Nestes regimes, as liberdades brilham no papel mas o governante ofende-as à medida das suas conveniências; os agentes do Estado entendem que a sua condição é a de servidor do cidadão em abstracto, e de seu superior em concreto; e os comportamentos são vigiados e regulamentados crescentemente porque o técnico sabe melhor do que cada qual o que convém à sociedade e, crescentemente, ao próprio cidadão, que aliás não é mais do que um utente.
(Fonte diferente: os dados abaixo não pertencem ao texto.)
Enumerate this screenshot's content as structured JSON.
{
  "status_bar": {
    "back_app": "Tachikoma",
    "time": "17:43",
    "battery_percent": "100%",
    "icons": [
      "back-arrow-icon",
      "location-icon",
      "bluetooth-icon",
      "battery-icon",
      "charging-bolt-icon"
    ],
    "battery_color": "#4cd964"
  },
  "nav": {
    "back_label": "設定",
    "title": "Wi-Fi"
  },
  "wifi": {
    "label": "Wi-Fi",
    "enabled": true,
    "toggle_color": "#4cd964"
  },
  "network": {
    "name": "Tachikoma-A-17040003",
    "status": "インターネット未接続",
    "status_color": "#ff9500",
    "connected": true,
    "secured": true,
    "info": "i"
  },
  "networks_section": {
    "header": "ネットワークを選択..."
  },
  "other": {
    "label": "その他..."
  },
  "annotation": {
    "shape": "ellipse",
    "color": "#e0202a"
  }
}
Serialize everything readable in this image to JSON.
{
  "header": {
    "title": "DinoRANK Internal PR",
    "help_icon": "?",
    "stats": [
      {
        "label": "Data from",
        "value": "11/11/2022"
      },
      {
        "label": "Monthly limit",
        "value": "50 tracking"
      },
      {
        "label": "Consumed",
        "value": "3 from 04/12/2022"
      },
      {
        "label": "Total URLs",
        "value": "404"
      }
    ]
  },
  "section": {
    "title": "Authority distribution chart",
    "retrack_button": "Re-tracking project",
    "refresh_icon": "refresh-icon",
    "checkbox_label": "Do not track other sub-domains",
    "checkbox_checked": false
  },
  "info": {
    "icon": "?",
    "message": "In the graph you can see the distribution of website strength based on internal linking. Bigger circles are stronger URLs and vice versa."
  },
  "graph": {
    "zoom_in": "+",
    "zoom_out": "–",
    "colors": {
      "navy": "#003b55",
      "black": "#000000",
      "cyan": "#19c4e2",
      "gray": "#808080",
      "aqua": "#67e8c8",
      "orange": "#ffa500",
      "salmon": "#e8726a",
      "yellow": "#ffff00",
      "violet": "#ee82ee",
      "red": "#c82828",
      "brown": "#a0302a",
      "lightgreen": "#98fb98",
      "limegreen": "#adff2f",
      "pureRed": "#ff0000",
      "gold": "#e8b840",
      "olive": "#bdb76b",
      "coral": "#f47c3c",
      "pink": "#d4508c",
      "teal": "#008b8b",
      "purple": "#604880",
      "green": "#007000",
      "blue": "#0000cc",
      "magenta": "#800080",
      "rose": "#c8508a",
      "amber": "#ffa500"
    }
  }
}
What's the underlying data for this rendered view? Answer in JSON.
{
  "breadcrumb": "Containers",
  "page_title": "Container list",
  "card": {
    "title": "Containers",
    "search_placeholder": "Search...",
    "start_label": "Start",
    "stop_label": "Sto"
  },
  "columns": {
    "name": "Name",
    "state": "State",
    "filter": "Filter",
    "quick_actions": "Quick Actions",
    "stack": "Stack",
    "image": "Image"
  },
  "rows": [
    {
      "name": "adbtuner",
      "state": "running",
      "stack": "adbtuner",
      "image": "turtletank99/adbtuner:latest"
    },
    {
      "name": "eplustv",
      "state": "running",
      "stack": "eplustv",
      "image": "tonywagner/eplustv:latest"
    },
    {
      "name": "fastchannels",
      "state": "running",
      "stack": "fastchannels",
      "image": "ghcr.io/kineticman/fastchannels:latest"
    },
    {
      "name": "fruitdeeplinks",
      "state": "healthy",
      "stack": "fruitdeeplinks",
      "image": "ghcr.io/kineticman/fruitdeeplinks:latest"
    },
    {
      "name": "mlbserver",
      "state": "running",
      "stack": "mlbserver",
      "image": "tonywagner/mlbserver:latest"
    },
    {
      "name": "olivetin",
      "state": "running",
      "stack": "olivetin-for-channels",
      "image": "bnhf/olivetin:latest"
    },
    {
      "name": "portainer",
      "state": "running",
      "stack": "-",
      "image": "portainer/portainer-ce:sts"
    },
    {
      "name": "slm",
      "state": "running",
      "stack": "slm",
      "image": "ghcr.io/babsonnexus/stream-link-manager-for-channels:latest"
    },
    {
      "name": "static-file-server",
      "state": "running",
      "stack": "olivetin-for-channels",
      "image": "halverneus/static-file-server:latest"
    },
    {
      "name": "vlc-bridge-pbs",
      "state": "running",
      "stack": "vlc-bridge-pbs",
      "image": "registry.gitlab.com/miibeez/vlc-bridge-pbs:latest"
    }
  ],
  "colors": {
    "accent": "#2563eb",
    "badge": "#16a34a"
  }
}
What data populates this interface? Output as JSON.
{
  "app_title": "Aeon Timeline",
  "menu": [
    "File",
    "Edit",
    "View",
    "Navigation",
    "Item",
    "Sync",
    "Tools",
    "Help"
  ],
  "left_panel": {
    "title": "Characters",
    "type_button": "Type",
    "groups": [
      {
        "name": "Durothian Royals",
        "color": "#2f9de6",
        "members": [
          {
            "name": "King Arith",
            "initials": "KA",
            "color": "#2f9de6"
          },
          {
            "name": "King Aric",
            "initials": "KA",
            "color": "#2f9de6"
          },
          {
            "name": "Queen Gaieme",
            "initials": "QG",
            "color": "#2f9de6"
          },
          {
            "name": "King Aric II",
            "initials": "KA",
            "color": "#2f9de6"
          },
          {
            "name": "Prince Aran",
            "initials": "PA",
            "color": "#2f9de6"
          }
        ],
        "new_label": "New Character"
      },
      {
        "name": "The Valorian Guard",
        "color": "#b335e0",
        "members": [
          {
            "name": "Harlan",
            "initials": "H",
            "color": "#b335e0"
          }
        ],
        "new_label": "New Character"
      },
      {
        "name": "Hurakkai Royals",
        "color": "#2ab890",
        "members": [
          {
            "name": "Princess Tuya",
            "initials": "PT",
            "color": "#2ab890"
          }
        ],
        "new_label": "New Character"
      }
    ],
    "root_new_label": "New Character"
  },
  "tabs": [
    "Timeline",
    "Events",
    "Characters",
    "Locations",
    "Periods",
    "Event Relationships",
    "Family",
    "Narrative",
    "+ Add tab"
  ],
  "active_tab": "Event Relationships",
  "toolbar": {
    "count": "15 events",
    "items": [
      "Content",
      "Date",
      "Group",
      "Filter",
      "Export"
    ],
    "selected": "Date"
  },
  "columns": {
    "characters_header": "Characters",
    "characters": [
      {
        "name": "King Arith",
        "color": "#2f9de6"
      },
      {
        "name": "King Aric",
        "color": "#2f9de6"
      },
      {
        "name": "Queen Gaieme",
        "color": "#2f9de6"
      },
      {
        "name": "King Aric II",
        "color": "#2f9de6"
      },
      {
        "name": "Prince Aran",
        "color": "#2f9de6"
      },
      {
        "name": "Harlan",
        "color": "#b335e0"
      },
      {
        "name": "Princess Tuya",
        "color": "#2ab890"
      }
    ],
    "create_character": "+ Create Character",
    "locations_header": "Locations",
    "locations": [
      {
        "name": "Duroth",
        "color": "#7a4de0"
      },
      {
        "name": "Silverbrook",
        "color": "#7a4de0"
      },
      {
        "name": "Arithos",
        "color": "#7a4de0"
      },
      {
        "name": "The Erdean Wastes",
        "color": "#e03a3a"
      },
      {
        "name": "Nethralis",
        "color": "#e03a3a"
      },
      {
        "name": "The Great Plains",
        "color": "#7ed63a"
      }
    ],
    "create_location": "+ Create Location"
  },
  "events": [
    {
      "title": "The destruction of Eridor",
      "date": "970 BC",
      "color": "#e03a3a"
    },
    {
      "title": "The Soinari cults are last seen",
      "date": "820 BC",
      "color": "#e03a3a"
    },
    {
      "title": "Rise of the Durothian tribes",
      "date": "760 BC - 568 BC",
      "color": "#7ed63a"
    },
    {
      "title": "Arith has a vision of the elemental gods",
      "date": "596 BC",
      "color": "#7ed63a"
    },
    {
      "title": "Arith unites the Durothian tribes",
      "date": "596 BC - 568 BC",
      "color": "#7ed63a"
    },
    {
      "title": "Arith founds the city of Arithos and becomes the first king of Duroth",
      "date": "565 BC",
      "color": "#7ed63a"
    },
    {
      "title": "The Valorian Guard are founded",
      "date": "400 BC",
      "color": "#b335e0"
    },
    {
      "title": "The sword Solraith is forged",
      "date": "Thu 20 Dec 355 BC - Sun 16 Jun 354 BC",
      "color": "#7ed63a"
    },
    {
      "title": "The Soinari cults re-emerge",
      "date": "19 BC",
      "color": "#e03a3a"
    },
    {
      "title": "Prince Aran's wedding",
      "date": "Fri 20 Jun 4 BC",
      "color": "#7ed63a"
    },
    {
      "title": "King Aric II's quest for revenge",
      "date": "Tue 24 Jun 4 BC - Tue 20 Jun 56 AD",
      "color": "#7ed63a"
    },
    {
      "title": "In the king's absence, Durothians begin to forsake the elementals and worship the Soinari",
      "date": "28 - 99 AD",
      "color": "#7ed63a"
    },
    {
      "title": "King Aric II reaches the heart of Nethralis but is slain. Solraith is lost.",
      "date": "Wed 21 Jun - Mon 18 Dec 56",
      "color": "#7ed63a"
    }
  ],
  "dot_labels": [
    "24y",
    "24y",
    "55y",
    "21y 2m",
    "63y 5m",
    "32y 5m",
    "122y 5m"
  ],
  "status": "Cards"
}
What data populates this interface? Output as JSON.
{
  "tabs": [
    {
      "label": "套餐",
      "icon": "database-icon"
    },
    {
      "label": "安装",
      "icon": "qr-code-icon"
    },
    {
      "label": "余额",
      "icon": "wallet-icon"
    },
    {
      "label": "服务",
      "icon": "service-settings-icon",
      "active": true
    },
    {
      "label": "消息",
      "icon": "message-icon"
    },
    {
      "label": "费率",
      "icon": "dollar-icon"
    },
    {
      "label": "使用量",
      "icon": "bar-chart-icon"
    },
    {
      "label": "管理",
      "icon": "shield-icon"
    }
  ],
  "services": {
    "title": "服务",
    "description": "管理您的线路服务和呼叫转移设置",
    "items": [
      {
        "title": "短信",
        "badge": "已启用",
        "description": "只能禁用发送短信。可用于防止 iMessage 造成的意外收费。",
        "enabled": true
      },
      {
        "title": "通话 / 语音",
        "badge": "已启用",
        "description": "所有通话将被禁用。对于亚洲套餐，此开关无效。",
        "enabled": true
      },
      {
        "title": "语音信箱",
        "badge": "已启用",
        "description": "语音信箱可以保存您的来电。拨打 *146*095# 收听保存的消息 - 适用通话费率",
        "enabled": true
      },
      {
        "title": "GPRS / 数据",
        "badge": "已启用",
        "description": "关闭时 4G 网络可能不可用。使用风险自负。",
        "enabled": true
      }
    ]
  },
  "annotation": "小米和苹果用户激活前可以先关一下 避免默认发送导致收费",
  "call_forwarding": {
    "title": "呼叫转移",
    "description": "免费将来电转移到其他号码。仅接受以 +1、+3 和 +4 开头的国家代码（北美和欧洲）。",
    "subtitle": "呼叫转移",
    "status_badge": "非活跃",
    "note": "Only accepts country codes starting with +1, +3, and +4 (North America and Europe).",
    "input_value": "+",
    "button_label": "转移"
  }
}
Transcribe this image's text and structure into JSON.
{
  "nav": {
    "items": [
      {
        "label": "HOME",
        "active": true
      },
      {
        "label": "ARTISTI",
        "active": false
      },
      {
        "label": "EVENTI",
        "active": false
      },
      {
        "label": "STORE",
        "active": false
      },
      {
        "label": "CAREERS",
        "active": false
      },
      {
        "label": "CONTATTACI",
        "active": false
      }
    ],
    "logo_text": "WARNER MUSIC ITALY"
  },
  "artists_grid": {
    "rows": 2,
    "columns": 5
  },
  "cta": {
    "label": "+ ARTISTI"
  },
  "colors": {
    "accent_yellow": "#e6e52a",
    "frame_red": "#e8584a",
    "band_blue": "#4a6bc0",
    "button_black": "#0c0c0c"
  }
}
Já era assim há bastante tempo no âmbito fiscal: teoricamente em nome da justiça e na prática da sofreguidão por receitas foi-se construindo o edifício do abuso, da prepotência e da inimputabilidade do Fisco, completo com a inversão do ónus da prova e um quadro próprio de pessoal que beneficia das suas exacções. E com isso criou-se um monstro que ninguém sabe bem como domar porque entretanto a receita se tornou essencial para alimentar o mecanismo de leilão de promessas que é o corpus da democracia como a esquerda a entende.

Solução? Talvez não haja. Não ficaríamos pior, porém, se da próxima vez que elegermos o mais alto magistrado da Nação escolhermos alguém consciente de que liderar não consiste em andar a correr atrás da multidão. Ah, e que não seja hipocondríaco.